Well you say you do whatever you can, but you are putting your livelihood out there, it is literally all you have, because you guys kind of write songs where you say the things that people would maybe say you aren’t supposed to say in songs, or at least that you should think twice about saying in a song.
Yeah, that’s true.
Maybe that’s not the right way to say it, but I guess if you had the team of people around you that a lot of artists seek to have around them there would probably be a few more suggestions of “maybe we don’t say that.” You know what I mean? “Maybe you reconsider ‘welcome to the melting pot, motherfucker’, maybe we just revisit it.” But I think that’s what attracts me to it, because I’m always like “they say the shit that everyone’s thinking” rather than what you said, a distilled version of that.

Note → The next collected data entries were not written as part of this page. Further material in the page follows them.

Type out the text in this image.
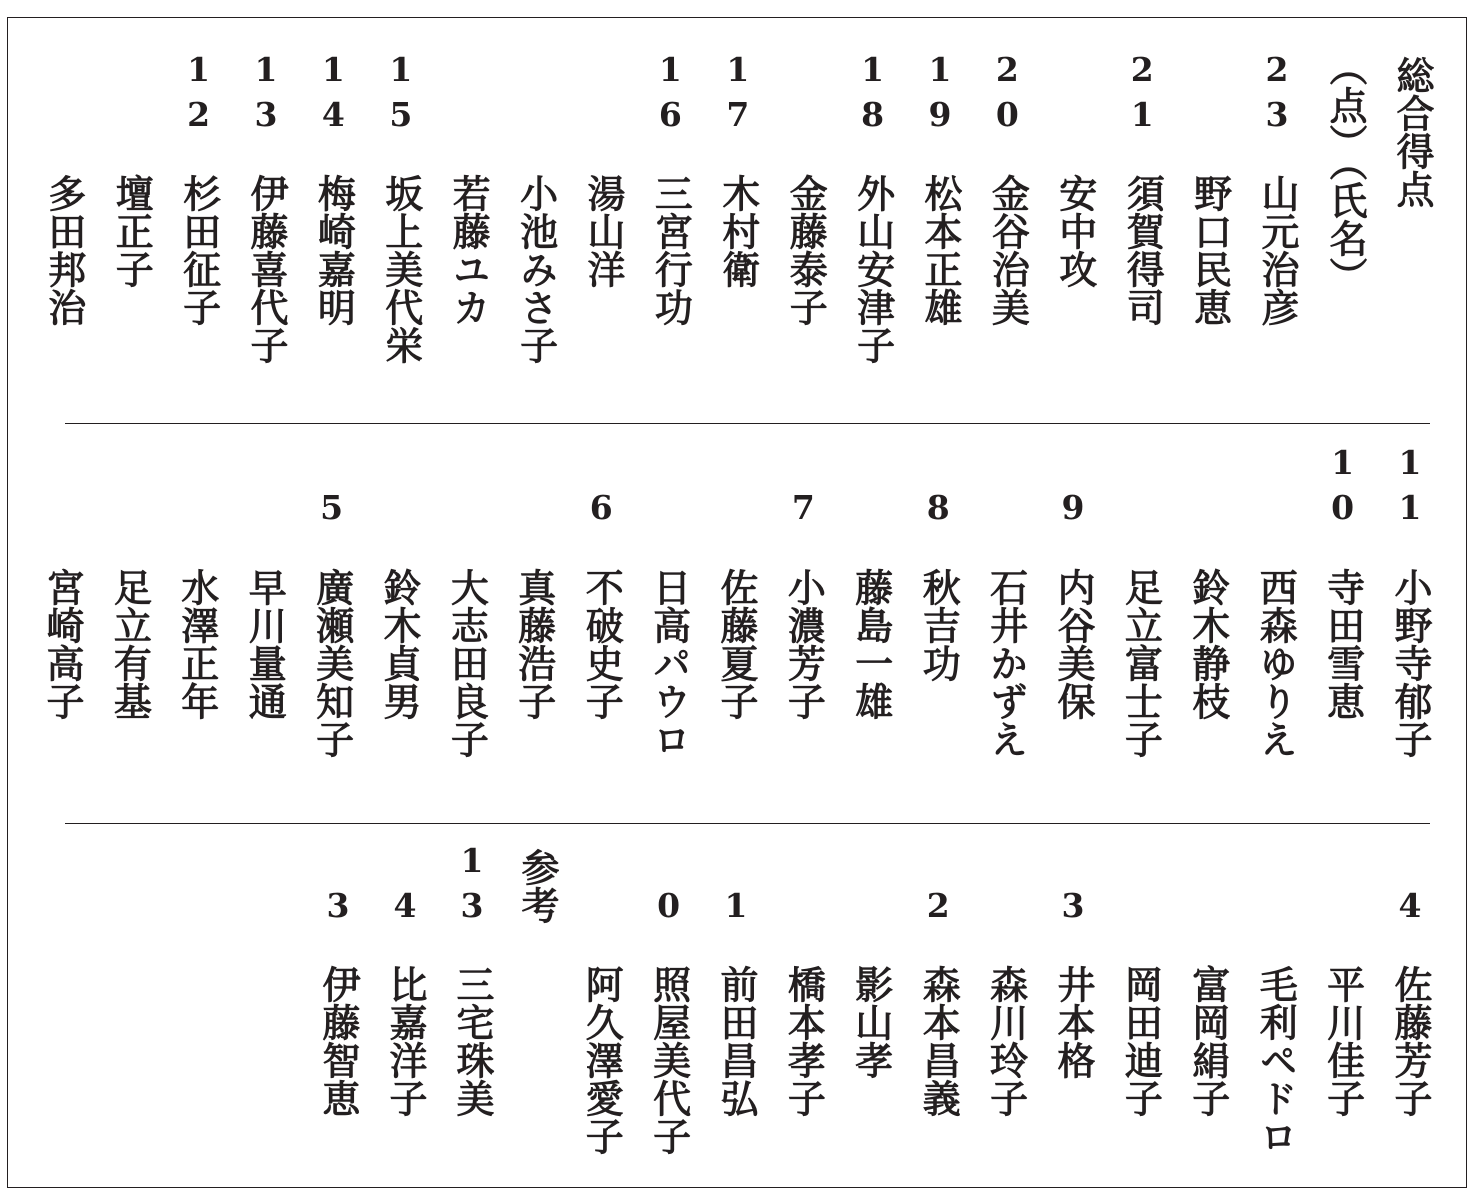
総合得点
（点）（氏名）
参考
2
3
山元治彦
野口民恵
2
1
須賀得司
安中攻
2
0
金谷治美
1
9
松本正雄
1
8
外山安津子
金藤泰子
1
7
木村衛
1
6
三宮行功
湯山洋
小池みさ子
若藤ユカ
1
5
坂上美代栄
1
4
梅崎嘉明
1
3
伊藤喜代子
1
2
杉田征子
壇正子
多田邦治
1
1
小野寺郁子
1
0
寺田雪恵
西森ゆりえ
鈴木静枝
足立富士子
9
内谷美保
石井かずえ
8
秋吉功
藤島一雄
7
小濃芳子
佐藤夏子
日高パウロ
6
不破史子
真藤浩子
大志田良子
鈴木貞男
5
廣瀬美知子
早川量通
水澤正年
足立有基
宮崎高子
4
佐藤芳子
平川佳子
毛利ペドロ
富岡絹子
岡田迪子
3
井本格
森川玲子
2
森本昌義
影山孝
橋本孝子
1
前田昌弘
0
照屋美代子
阿久澤愛子
1
3
三宅珠美
4
比嘉洋子
3
伊藤智恵
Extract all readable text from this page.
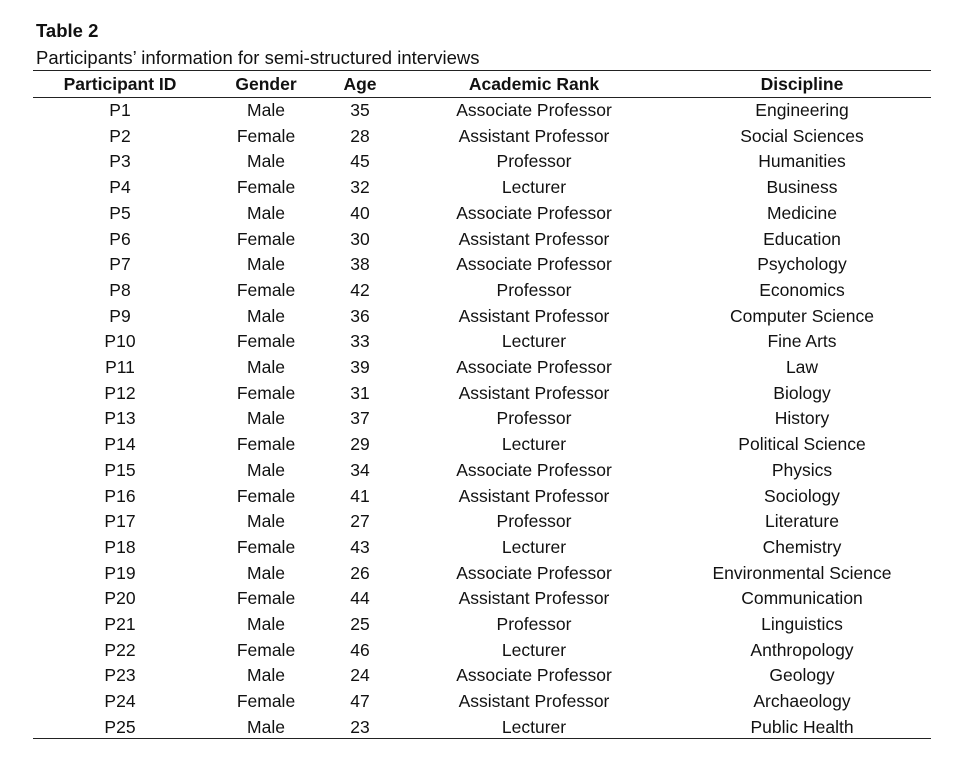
Table 2
Participants’ information for semi-structured interviews
Participant ID	Gender	Age	Academic Rank	Discipline
P1	Male	35	Associate Professor	Engineering
P2	Female	28	Assistant Professor	Social Sciences
P3	Male	45	Professor	Humanities
P4	Female	32	Lecturer	Business
P5	Male	40	Associate Professor	Medicine
P6	Female	30	Assistant Professor	Education
P7	Male	38	Associate Professor	Psychology
P8	Female	42	Professor	Economics
P9	Male	36	Assistant Professor	Computer Science
P10	Female	33	Lecturer	Fine Arts
P11	Male	39	Associate Professor	Law
P12	Female	31	Assistant Professor	Biology
P13	Male	37	Professor	History
P14	Female	29	Lecturer	Political Science
P15	Male	34	Associate Professor	Physics
P16	Female	41	Assistant Professor	Sociology
P17	Male	27	Professor	Literature
P18	Female	43	Lecturer	Chemistry
P19	Male	26	Associate Professor	Environmental Science
P20	Female	44	Assistant Professor	Communication
P21	Male	25	Professor	Linguistics
P22	Female	46	Lecturer	Anthropology
P23	Male	24	Associate Professor	Geology
P24	Female	47	Assistant Professor	Archaeology
P25	Male	23	Lecturer	Public Health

For sure, that happens to us all the time where people said “hey, you shouldn’t say that” whether it be our label or producer or whatever. The last record, Subliminal Criminals, we wanted one of the singles to be “First World Problem Child” which starts with “every rich white kid’s got something to say, shut the fuck up” and they didn’t want to and we ended up not doing a video for it and we ended up putting the record out as is and it’s now the biggest song we’ve ever played. Ever. No song has ever even been close to a reaction like that. And people say “oh you shouldn’t say that blah blah blah” but it’s like, first of all you gotta understand that even though this is very important to me and to us, even though everything we say is important and does influence people to an extent it’s still fucking entertainment, you know what I mean? And even going from anything like “First World Problem Child” to “Goodnight Alt-Right”, it’s still fucking entertainment. Like that video too, everyone freaked out about the video, and when I mean ‘everyone’ I mean the people that we were talking about. Everyone freaked out but I’m like, yo it’s just a video, we didn’t actually do this! You know what I mean? It’s just a form of expression. It’ll always be that our art is a perception of our reality but we also like to write songs that are fun and entertainment and they’re fun at shows and fun to listen to and shit like that. It’s definitely serious stuff and we definitely take ourselves very seriously but sometimes you can’t be too serious.
It has been fun for me watching I guess ‘outsider’ music journalists discover you guys this year because I felt like “Goodnight Alt-Right” hit at the exact perfect time. You couldn’t have planned it any better as unfortunate as it is why it felt so right.
That’s the thing, I honestly can’t stand talking about it being perfect timing because someone lost their life.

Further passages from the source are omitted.